Besides, we would like to mention about the experimental evidences to detect the appearances of pressure-induced ETTs in 3D TIs, as follows. (a) In this work, the pressure-induced ETT is related to the change of the LEP activity which can result in the asymmetry of coordination polyhedron²⁹. (b) By means of the changes of the lattice constant ratios, Raman frequencies and Raman linewidths, pressure-induced ETTs have been revealed in Bi₂Te₃, Bi₂Se₃ and Sb₂Te₃, which indicated both XRD measurements and Raman scattering measurements are sensitive methods to evidence the presences of ETTs in this family²⁵. (c) Due to the ETTs are shown to strongly influence the thermoelectrical properties of samples, the ETTs can be easily probed by the changes of thermoelectrical properties in 3D TIs^25,46,47. Thus, an improvement of thermoelectrical property can be expected in Ag₂Te after ETT. (d) For both Bi₂Se₃ and Ag₂Te, pressure-induced ETTs can affect the pressure coefficients of resistivity²⁷. Based on the change in pressure coefficients of resistivity, we determine that the best topological nature of Ag₂Te can be seen at 1.8 GPa.

Finally, in order to apply the technological devices with 3D TIs, it is important to obtain a TI with a good topological nature, which has a large band-gap and low bulk charge density²⁵. Since, for TIs family, the positive pressure coefficient of bulk band-gap is only found in Ag₂Te, it is necessary to perform systematic studies on Ag₂Te under compression, which may provide us an approach of enhancing bulk band-gap of 3D TIs. Thus, some suggestions are as follows: different stoichiometric Ag_2±δTe, impurity doping, non-hydrostatic pressures and low temperature measurements could be available experimental plans to induce expected electrical transport properties and TI with a good topological nature under pressure. Angle Resolved Photon Electron Spectroscopy technique should be used to reveal the metallic surface states of Ag₂Te upon pressure. Low-temperature electrical transport experiments are expected to discover topological superconductor states of Ag₂Te.

Methods

Room-temperature angle-dispersive X-ray diffraction

Ag₂Te powder was provided by Yuan et al.⁴⁸. For high-pressure diffraction measurements, the sample was crushed in a mortar with a pestle. As shown in Supplementary Fig. S11, our diffraction rings pattern is clear. EDX result of powder sample was located in Supplementary Fig. S12. Measurements were performed in a Mao–Bell type DAC with 4/1 methanol/ethanol mixture as the pressure medium. The powder was loaded in a 120 μm diameter hole drilled in the T-301 stainless steel gasket and chips of ruby were added as pressure calibrator⁴⁹. The ADXRD experiments were performed using a synchrotron angle-dispersive x-ray source (λ = 0.6199 Å) of the 4W2 High-Pressure Station of Beijing Synchrotron Radiation Facility (BSRF).
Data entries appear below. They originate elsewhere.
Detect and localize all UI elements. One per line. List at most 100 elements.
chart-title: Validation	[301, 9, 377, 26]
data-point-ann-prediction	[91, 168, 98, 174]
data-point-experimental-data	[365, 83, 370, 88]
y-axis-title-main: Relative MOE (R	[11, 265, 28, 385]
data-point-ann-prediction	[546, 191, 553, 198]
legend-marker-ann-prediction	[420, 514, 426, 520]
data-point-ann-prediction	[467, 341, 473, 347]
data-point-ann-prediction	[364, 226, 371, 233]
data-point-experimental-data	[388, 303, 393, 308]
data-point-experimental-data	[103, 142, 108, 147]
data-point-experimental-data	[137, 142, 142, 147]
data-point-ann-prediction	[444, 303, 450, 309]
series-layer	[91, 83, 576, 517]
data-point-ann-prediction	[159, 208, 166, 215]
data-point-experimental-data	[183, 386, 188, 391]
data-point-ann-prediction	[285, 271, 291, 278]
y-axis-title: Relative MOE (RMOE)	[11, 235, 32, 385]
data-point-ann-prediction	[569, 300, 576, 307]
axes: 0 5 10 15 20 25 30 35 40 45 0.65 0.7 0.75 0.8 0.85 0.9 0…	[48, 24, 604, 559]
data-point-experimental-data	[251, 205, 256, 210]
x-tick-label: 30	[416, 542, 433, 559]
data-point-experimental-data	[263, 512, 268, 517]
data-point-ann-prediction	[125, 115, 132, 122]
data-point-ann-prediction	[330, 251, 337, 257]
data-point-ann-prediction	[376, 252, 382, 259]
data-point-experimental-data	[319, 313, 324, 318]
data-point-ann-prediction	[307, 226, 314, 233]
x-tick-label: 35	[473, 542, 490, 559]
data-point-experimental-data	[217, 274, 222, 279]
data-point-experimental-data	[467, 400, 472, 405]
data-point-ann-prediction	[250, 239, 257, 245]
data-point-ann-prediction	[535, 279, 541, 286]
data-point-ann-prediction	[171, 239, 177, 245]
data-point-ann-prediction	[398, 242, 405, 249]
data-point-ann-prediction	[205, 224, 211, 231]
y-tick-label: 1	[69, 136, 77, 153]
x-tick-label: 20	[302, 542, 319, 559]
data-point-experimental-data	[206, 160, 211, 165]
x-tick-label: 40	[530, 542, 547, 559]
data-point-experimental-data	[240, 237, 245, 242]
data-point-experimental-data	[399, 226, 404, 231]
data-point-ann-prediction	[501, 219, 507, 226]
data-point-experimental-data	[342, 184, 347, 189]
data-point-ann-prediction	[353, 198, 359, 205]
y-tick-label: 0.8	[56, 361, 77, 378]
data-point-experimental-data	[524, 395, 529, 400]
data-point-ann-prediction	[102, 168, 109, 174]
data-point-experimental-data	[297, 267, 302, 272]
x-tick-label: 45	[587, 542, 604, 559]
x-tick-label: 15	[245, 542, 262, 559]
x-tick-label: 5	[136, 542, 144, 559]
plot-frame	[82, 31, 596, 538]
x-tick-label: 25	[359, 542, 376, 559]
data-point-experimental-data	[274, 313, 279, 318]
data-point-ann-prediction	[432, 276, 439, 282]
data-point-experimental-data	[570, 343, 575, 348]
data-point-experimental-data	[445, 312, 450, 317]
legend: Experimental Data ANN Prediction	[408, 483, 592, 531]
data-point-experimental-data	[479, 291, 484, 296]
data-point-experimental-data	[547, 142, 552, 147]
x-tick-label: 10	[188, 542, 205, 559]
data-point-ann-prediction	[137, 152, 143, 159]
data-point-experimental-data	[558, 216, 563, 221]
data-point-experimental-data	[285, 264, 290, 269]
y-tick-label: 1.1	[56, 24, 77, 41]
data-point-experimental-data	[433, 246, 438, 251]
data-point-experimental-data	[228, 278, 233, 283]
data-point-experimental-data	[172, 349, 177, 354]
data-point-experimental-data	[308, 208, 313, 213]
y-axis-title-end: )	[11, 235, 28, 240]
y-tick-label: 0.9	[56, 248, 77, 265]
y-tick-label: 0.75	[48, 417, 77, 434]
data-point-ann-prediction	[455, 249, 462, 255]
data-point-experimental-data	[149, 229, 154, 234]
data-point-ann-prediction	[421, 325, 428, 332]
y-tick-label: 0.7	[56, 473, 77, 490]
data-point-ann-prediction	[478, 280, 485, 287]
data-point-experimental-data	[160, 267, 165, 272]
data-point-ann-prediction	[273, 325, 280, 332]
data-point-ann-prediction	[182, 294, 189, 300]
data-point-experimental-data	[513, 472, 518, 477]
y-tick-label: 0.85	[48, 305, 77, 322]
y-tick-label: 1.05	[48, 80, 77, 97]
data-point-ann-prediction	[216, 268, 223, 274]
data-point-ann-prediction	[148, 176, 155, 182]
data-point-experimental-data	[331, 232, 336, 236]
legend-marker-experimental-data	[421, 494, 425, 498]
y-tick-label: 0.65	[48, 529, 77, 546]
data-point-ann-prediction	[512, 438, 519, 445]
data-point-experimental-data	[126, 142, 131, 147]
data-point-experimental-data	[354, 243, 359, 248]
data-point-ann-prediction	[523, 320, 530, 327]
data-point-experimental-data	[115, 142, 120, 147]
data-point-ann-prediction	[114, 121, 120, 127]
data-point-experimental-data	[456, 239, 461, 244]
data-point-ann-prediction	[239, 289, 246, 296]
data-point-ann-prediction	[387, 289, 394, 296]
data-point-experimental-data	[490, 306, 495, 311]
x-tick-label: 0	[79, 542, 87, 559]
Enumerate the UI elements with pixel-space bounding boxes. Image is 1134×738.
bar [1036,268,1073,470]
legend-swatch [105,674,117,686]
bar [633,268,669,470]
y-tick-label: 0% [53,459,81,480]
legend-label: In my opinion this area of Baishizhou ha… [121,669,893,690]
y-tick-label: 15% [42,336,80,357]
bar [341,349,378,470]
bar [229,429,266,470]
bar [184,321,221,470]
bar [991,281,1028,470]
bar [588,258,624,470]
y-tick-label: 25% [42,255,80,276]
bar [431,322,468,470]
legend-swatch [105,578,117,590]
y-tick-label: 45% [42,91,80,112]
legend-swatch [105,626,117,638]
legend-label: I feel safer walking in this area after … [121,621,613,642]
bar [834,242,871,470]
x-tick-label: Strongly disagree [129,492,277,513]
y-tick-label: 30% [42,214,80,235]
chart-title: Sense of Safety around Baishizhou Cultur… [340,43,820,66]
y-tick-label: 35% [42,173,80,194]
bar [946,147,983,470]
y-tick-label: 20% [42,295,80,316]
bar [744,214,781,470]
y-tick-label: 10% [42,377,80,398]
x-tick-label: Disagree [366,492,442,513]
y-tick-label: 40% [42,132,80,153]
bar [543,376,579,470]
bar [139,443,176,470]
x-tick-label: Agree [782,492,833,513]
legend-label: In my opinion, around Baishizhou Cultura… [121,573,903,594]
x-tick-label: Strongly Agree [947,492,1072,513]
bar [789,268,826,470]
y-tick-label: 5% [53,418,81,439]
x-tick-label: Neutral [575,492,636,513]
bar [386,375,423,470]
Patterns were fitted by Rietveld refinement, using the General Structure Analysis System (GSAS) and graphical user interface EXPGUI package⁵⁰.

High-pressure resistivity measurements

Van der Pauw electrodes were integrated on one diamond anvil for in situ resistivity measurement under high pressure⁵¹. The temperature dependence of resistivity measurements was conducted by placing the DAC into a tropical drying cabinet, lasting for more than 10 min to make the thermal balance.

First-principles calculations

We performed structure prediction through a global minimization of free energy surfaces merging ab initio total-energy calculations via CALYPSO methodology²⁸. The geometric optimization were performed using density functional theory with the Perdew–Burke–Ernzerhof exchange–correlation as implemented in the Vienna Ab initio Simulation Package (VASP) code⁵² and the generalized gradient approximation (GGA)⁵³ is implemented on a projector augmented wave (PAW) basis^54,55. Integration in the Brillouin zone was performed using special k points generated with 5 × 8 × 5 mesh parameter grids. Convergence tests give a kinetic energy cutoff as 550 eV and spin-orbit coupling interaction was included through the calculation.